Before I get into Levi and I's trip to Biosphere 2, lets go over a bit of background, from a 10 year old's perspective. As a child growing up in the 1990's, I kept hearing about this magical place called Biosphere 2, where a team of scientists and at least one very rich person had built a complex ecosystem that was closed to the outside world and sent a few people to live there for two years.
Facsinated by this idea, I tried to build my own closed systems, usually without much success, although I once got a small plant and some ants to live together for almost a week. Usually, my attempts at building closed systems consisted of an insect, a plant or a few plants, and one of those little clear balls with toys in them (minus the toy), sealed with a bit of chewing gum. They tended to die in the space of a few hours, but as I got better at picking species, adding the right amount of water, pulling plants by the root, etc, I got these little systems to survive longer and longer. Needless to say, these were never really closed systems, but I learned a lot of early lessons in ecology by playing with them.
Later, when I told people about Biosphere 2, I realized that the public largely thought of it as a failed project. Not only that, but the project had become a sort of flagship for closed systems, on earth but more importantly in space. When the project "failed," it took with it the reputation of and funding for the whole field, setting this incredibly important area of study back about 20 years. This is especially unfortunate because the failure was really more one of public relations than of science. Biosphere 2 set records for the longest running closed system, and taught us valuable scientific lessons about running a closed system, lessons which might have been more disasterous had they been learnt on, say, the moon. Now that people think "failed" when you say Biosphere 2, any other project like it can be dismissed with a snooty, "oh, we tried that already and it didn't work." Imagine if we had given up after the first crashed airplane prototype, or the first dead computer bank, or even the first exploded space shuttle!
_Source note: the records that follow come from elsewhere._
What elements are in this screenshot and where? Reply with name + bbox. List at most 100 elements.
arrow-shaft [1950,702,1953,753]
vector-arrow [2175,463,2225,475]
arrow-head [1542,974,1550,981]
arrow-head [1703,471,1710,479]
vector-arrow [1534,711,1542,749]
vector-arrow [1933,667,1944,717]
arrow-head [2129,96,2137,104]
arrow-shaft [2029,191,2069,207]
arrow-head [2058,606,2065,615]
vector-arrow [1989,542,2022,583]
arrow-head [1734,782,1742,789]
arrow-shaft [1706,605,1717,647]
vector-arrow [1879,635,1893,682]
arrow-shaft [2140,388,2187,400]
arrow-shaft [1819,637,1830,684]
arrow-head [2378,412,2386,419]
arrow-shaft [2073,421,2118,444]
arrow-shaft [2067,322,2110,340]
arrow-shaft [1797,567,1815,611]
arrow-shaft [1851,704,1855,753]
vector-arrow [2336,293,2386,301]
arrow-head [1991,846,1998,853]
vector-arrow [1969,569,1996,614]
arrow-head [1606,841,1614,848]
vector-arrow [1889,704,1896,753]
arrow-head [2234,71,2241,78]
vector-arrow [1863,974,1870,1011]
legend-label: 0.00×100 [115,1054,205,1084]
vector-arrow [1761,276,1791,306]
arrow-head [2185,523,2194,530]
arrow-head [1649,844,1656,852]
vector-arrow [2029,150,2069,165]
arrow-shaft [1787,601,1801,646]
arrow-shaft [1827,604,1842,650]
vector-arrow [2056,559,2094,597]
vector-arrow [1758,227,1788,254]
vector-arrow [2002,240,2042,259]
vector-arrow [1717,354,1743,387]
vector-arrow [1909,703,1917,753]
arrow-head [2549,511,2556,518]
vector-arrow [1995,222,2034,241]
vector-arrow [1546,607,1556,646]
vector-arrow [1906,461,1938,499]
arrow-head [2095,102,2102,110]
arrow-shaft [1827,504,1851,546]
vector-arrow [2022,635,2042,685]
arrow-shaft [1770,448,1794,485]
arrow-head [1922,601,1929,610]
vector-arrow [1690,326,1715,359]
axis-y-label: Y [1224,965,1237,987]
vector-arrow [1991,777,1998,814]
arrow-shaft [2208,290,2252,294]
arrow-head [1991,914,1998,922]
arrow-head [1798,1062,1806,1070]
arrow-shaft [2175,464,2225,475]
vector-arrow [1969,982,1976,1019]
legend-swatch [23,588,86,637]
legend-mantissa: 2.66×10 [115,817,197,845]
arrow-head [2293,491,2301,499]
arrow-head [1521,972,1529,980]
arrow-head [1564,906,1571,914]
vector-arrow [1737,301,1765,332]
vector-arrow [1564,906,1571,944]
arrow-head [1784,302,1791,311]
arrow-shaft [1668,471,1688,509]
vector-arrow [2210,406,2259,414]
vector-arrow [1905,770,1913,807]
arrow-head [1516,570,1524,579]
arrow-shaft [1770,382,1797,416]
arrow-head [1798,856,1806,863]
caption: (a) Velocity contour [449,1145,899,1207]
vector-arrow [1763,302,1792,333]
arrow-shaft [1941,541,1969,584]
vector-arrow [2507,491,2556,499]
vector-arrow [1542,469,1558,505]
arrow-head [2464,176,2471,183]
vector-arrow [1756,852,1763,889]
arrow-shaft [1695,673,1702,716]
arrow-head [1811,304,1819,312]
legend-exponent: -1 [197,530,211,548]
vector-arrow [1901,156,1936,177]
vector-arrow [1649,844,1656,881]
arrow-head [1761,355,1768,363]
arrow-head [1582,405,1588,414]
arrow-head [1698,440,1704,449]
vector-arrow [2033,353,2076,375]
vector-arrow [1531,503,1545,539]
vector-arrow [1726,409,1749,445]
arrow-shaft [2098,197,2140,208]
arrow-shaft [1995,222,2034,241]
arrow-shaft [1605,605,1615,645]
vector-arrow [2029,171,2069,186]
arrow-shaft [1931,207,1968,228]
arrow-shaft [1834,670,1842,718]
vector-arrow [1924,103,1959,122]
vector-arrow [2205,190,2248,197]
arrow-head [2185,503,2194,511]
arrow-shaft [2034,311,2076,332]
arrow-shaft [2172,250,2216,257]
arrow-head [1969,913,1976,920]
Right about here is where my ideas diverge from traditional environmentalism. In the long term, and I mean the extreme long term, it is very important that we bring the life that has evolved here on Earth to other planets, just in case something happens to ours. Biosphere 2 was an important step in that direction, an attempt to create a really big bottle, seal some plants and animals (including people) in it, and see how long we can get them to last, with the express purpose of learning lessons for future space colonies. Other projects like it need to be funded, and some are progressing, but the field as a whole still suffers from a public that thinks the grand project is either unimportant or imposible.
Like most grand projects related to space, creating a closed ecological system that can support humans will (and has) taught us lessons that we can apply here at home. Just like the first space age brought us tang, dry freezing, and communications sattelites, Biosphere 2 and other projects can teach us us important lessons about the carbon cycle, about sustainable intensive agriculture, and about recreating and managing ecosystems. Restoration ecology has a lot to gain in this endeavor, and a lot to teach as well. I see the two fields as sisters, essentially the same project with slightly different goals. One field tries to re-assemble functioning ecosystems in places where they've been obliterated, the other tries to assemble functioning ecosystems in closed jars that can be transported into space. Both are in the business of assembling functioning ecosystems, and both benefit when one succeeds. My only hope is that both carry out their missions as far and as fast as possible, because if one of them fails, we're all dead.